Today, we are continuing our look at the BHHA Collection by looking at one of our latest additions, the Bishop Hill Tapestry. This tapestry was designed by Swedish artist Åsa Bengtson, Stockholm, Sweden and woven by weaver, Lija Rage, Riga, Latvia. This tapestry is part of a series of nine tapestries telling the story of the immigration to USA. The artist has called the Bishop Hill tapestry a “Homage to Olof Krans”.  At the center of the tapestry, conceived with religious symbols, is the Roman-numeral clock that adorns the town’s main building and symbolizes God’s eye. It is surrounded by a triangular composition alluding to the Holy Trinity.  Above the dove is the route of the immigration. Many of Ms. Bengtson’s images are directly inspired by Kran’s original paintings. Krans is portrayed at the lower right corner of the triangle.
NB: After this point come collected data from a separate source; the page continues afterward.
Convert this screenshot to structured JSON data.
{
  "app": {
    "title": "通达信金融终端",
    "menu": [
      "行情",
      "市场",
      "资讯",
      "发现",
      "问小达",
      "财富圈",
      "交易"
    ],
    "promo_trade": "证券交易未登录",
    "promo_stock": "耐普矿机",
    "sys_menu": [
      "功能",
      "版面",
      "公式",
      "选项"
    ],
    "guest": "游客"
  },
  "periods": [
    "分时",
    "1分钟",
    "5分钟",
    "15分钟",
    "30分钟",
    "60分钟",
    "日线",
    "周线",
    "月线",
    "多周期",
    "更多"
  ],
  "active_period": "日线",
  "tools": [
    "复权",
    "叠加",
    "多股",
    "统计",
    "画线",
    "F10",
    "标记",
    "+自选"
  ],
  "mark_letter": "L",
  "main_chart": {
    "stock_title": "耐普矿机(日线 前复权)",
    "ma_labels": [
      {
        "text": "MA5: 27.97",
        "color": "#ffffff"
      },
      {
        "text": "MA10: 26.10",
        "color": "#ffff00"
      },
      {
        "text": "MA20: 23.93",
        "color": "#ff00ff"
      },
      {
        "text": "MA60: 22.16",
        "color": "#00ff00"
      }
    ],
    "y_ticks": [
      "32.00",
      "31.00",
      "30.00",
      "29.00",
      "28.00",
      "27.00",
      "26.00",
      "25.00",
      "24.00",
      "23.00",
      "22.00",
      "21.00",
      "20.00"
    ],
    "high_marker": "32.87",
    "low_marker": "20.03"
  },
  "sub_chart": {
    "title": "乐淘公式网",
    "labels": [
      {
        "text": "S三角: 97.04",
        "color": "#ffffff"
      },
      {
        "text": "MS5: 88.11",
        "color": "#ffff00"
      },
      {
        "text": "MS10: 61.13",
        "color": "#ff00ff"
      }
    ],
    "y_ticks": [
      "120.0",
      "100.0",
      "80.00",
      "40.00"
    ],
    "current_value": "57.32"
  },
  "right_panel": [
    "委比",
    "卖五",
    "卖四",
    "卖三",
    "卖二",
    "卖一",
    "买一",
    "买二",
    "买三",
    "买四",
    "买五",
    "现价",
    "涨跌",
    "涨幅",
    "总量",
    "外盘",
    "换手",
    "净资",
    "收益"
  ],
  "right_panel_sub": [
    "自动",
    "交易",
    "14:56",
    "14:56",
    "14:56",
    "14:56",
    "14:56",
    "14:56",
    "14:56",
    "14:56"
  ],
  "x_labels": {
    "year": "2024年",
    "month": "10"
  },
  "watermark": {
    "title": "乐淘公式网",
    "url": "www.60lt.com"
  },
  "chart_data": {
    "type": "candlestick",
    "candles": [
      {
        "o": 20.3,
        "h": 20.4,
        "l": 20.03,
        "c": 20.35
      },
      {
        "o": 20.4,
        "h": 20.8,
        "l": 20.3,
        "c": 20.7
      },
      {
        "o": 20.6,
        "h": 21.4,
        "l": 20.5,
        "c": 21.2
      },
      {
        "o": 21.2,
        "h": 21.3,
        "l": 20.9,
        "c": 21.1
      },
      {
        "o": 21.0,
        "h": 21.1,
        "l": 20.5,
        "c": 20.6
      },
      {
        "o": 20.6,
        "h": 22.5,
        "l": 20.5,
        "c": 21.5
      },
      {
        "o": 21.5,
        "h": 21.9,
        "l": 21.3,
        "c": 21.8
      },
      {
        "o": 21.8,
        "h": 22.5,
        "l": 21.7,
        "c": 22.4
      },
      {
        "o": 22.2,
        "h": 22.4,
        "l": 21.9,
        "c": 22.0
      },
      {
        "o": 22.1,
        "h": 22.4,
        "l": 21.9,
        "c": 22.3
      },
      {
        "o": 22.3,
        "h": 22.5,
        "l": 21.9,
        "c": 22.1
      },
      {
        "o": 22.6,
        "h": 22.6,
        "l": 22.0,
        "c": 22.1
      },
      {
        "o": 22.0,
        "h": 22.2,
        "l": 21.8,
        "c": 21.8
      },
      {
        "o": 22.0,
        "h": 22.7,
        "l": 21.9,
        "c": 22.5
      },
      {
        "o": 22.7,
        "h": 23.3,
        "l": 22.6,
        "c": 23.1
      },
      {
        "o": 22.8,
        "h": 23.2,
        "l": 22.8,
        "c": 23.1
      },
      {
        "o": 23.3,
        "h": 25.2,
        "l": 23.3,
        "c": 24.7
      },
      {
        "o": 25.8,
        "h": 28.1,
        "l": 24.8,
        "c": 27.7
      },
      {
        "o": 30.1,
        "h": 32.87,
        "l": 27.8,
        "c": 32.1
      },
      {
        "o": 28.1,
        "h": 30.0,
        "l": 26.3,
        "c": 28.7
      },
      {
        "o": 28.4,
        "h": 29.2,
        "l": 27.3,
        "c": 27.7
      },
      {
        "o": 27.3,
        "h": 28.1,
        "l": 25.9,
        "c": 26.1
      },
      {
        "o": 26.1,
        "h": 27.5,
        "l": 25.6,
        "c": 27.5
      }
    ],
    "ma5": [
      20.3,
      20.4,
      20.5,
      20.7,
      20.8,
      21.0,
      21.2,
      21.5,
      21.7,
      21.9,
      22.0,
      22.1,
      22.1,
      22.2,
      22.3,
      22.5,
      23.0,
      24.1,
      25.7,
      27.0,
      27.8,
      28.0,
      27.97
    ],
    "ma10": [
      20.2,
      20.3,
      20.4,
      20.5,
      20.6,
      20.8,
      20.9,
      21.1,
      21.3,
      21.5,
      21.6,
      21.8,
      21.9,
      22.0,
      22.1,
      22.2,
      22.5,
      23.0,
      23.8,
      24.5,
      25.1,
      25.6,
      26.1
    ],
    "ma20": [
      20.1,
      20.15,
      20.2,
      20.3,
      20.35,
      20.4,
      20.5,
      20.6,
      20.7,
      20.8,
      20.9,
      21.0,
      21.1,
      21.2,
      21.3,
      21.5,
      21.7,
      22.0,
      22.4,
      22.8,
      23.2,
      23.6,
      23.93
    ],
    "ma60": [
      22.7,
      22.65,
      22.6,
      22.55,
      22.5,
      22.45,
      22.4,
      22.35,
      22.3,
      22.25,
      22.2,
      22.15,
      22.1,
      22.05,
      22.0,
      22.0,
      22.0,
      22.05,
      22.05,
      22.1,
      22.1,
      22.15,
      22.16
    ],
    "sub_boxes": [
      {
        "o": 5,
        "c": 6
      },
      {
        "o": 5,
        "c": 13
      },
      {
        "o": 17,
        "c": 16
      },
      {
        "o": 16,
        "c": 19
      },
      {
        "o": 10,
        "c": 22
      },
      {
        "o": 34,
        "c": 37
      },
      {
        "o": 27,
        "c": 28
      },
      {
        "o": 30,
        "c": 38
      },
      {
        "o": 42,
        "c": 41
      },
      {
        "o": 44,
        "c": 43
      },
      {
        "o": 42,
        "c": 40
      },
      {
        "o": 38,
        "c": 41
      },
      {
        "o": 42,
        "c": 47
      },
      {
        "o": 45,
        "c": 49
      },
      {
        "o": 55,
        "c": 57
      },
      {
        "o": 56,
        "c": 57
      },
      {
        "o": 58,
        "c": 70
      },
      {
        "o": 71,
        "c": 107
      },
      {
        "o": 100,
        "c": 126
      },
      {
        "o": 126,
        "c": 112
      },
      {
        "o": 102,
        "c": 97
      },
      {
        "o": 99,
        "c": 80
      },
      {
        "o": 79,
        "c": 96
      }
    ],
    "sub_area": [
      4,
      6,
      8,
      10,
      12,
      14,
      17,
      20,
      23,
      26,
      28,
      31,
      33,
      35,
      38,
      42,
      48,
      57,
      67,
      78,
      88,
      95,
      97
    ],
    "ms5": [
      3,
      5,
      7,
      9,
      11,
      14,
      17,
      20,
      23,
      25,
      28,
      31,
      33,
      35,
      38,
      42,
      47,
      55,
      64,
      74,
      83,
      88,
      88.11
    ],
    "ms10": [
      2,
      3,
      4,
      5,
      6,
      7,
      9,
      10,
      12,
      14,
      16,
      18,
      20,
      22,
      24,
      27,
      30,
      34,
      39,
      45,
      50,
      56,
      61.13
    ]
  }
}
To the right of Jansson’s signature is the first timber church in the form of a cross. At the bottom are soldiers leaving for the Civil War. Not all of them returned. The borders are weaving patterns and on the two short sides are also borders representing the broom making.  A feature of festive life in Bishop Hill was the Bishop Hill Band Wagon carrying several instrumentalists. The Band Wagon is located at the upper left of the tapestry. In the background you can see the dugouts where the colonists lived the first winter.


The American Daughters of Sweden donated this tapestry to the Bishop Hill Heritage Association last October.  The BHHA thanks the American Daughters of Sweden for their generosity.